Aby nie marnować cennych środków na na internetową reklamę, w firmie narodził się pomysł na wypozycjonowanie swojej działalności w nieco inny sposób. Wszystkie przychody spółki pochodzą z ruchu organicznego. Stworzony został zaawansowany technologicznie moduł, nazywany SEO DIP, polegający na efektywniejszym pozycjonowaniu stron w Google’u, które powiązane jest z inteligentnym wyszukiwaniem słów kluczowych. Jeżeli na przykład wpiszesz w wyszukiwarkę „rent a car in bur dubai” lub „rent a car in dubai mall”, to bardzo możliwe, że Finalrentals pojawi się na pierwszej stronie wyników, jak zapewnia nas w rozmowie prezes firmy. System ten jest w stanie powiązać dostawców usług z autorskim systemem SEO, a algorytmy mogą łączyć tygodniowe czy też miesięczne pakiety w szybkich cenowych modułach.
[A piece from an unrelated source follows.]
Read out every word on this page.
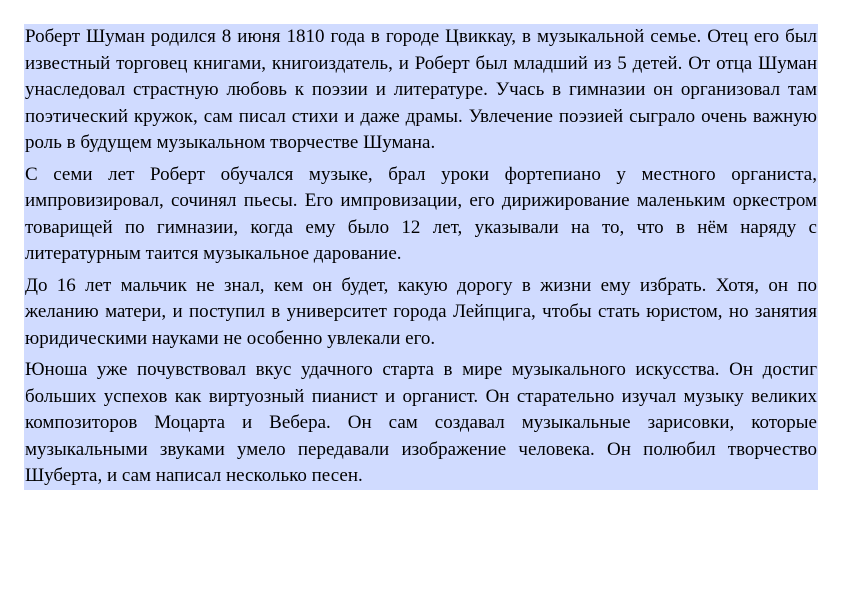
Роберт Шуман родился 8 июня 1810 года в городе Цвиккау, в музыкальной семье. Отец его был известный торговец книгами, книгоиздатель, и Роберт был младший из 5 детей. От отца Шуман унаследовал страстную любовь к поэзии и литературе. Учась в гимназии он организовал там поэтический кружок, сам писал стихи и даже драмы. Увлечение поэзией сыграло очень важную роль в будущем музыкальном творчестве Шумана.

С семи лет Роберт обучался музыке, брал уроки фортепиано у местного органиста, импровизировал, сочинял пьесы. Его импровизации, его дирижирование маленьким оркестром товарищей по гимназии, когда ему было 12 лет, указывали на то, что в нём наряду с литературным таится музыкальное дарование.

До 16 лет мальчик не знал, кем он будет, какую дорогу в жизни ему избрать. Хотя, он по желанию матери, и поступил в университет города Лейпцига, чтобы стать юристом, но занятия юридическими науками не особенно увлекали его.

Юноша уже почувствовал вкус удачного старта в мире музыкального искусства. Он достиг больших успехов как виртуозный пианист и органист. Он старательно изучал музыку великих композиторов Моцарта и Вебера. Он сам создавал музыкальные зарисовки, которые музыкальными звуками умело передавали изображение человека. Он полюбил творчество Шуберта, и сам написал несколько песен.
Takie powiązanie ceny wraz z widocznością w wyszukiwarce jest czymś, co wyróżnia firmę na tle konkurentów. Technologia codziennie się uczy (a przez to sama udoskonala), dzięki wykorzystywaniu sztucznej inteligencji.

Finalrentals najtrudniejsze chwile pojawienia się na rynku ma już za sobą. Okres pandemii był bardzo ciężkim czasem dla każdej, nawet tej prężnie działającej, firmy. Spółka Akhtara także odczuła jej skutki. Założyciel jednak stara się patrzeć na przyszłość z optymizmem, a firma zakłada ekspansję w ponad dziesięciu krajach.